Puis il ramasse le balai posé dans un coin et s’attelle à sa tâche en sifflotant.

Koriann se blottit au fond du fauteuil lorsque la vielle femme s’approche et l’inspecte, les yeux plissés.

– Mouais, t’as meilleure mine, gamine. Comment t’appelles-tu ?

– Koriann, répond la jeune femme d’une petite voix. Koriann Vandelis.

– Tu peux respirer. Si on avait voulu te manger, on t’aurait mis à cuire dans la marmite à la place de la soupe… Comment la trouves-tu ?

– Délicieuse… madame.

– Enna. C’est mon petit nom. Délicieuse ? T’entends ça, Filbi ? Ma soupe est délicieuse ! On a bien fait de ne pas manger la petite.

La vieille femme laisse fuser un rire chevrotant.

– Tu devais avoir faim, ma pauvre enfant ! … Allons, il va falloir que je renouvelle tes pansements. Filbi, de l’eau !
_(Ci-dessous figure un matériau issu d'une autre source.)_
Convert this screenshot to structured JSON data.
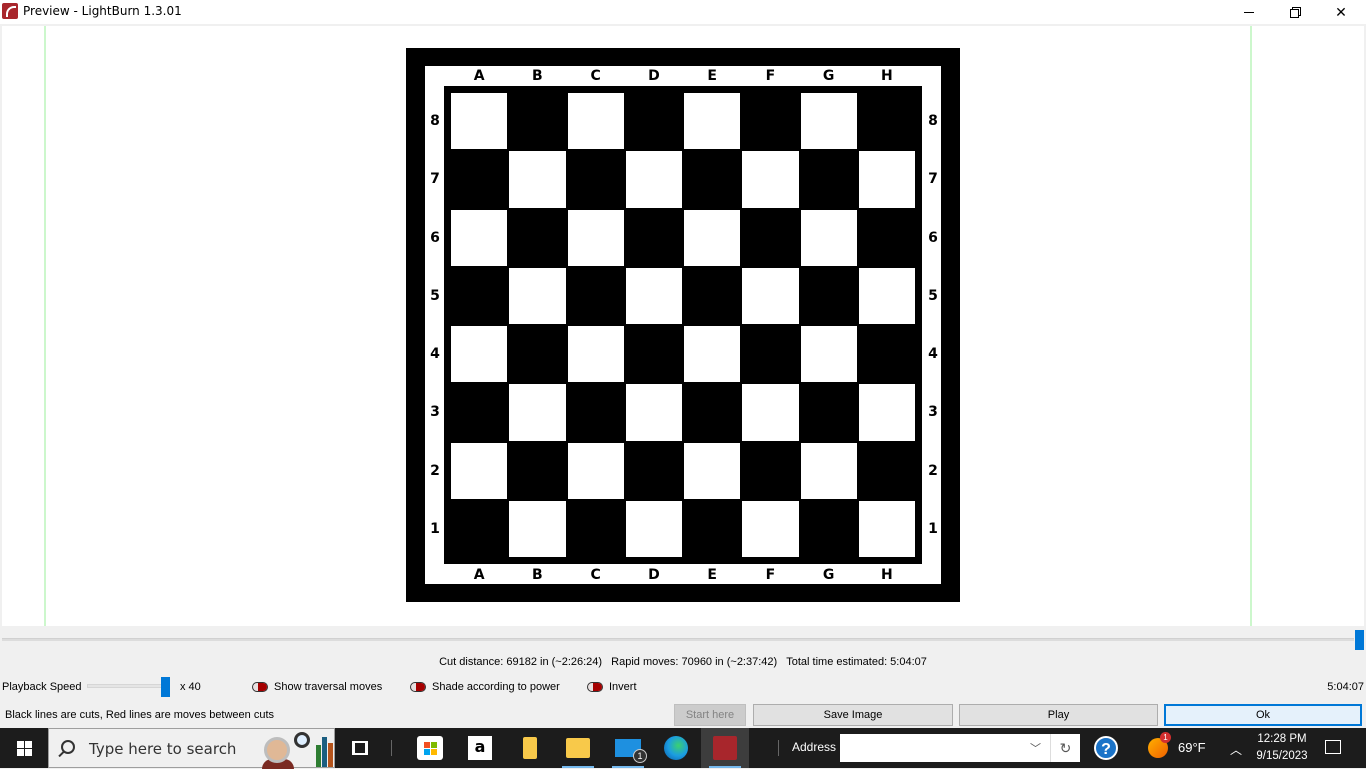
{
  "window": {
    "title": "Preview - LightBurn 1.3.01",
    "controls": {
      "minimize": "minimize",
      "maximize": "restore",
      "close": "close"
    }
  },
  "board": {
    "files": [
      "A",
      "B",
      "C",
      "D",
      "E",
      "F",
      "G",
      "H"
    ],
    "ranks": [
      "8",
      "7",
      "6",
      "5",
      "4",
      "3",
      "2",
      "1"
    ],
    "colors": {
      "dark": "#000000",
      "light": "#ffffff"
    }
  },
  "playback": {
    "position_fraction": 1.0
  },
  "stats": {
    "cut_distance": "Cut distance: 69182 in (~2:26:24)",
    "rapid_moves": "Rapid moves: 70960 in (~2:37:42)",
    "total_time": "Total time estimated: 5:04:07"
  },
  "controls": {
    "playback_speed_label": "Playback Speed",
    "playback_speed_value": "x 40",
    "playback_speed_fraction": 0.92,
    "toggles": [
      {
        "label": "Show traversal moves",
        "checked": false
      },
      {
        "label": "Shade according to power",
        "checked": false
      },
      {
        "label": "Invert",
        "checked": false
      }
    ],
    "elapsed_time": "5:04:07",
    "hint": "Black lines are cuts, Red lines are moves between cuts"
  },
  "buttons": {
    "start_here": "Start here",
    "save_image": "Save Image",
    "play": "Play",
    "ok": "Ok"
  },
  "taskbar": {
    "search_placeholder": "Type here to search",
    "apps": [
      "task-view",
      "microsoft-store",
      "amazon",
      "onedrive-folder",
      "file-explorer",
      "mail",
      "edge",
      "lightburn"
    ],
    "mail_badge": "1",
    "amazon_glyph": "a",
    "address_label": "Address",
    "address_value": "",
    "weather_badge": "1",
    "temperature": "69°F",
    "time": "12:28 PM",
    "date": "9/15/2023",
    "help_glyph": "?"
  },
  "accent_colors": {
    "primary": "#0078d7",
    "toggle_red": "#a50000",
    "guide_green": "#ccf7cc",
    "lightburn_red": "#a8262c"
  }
}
Le garçon lâche son balai en soupirant et suit sa maîtresse, qui disparaît par une porte située à côté de la cheminée.

Et ressort, flanquée de son apprenti, chacun un pichet d’eau fumante dans les mains. L’eau est versée dans un grand baquet posé à même le sol, et Filbi y déverse une poudre blanche et parfumée.

Koriann, qui avait suivi la scène, toujours lovée dans son fauteuil, tressaille lorsque la vieille femme lui lance : « allez, déshabille-toi, on va te nettoyer. »

Lèvres closes, la poétesse resserre ses bras autour de ses jambes et fixe le baquet.

Enna met les poings sur ses hanches et fait claquer sa langue.

« Allons, ça s’appelle un bain. Ça ne mord pas et, à condition de ne pas en abuser, ça fait du bien… »

Koriann se tortille les doigts et jette un œil à Filbi, lequel attend, une serviette à la main et un sourire jusqu’aux oreilles.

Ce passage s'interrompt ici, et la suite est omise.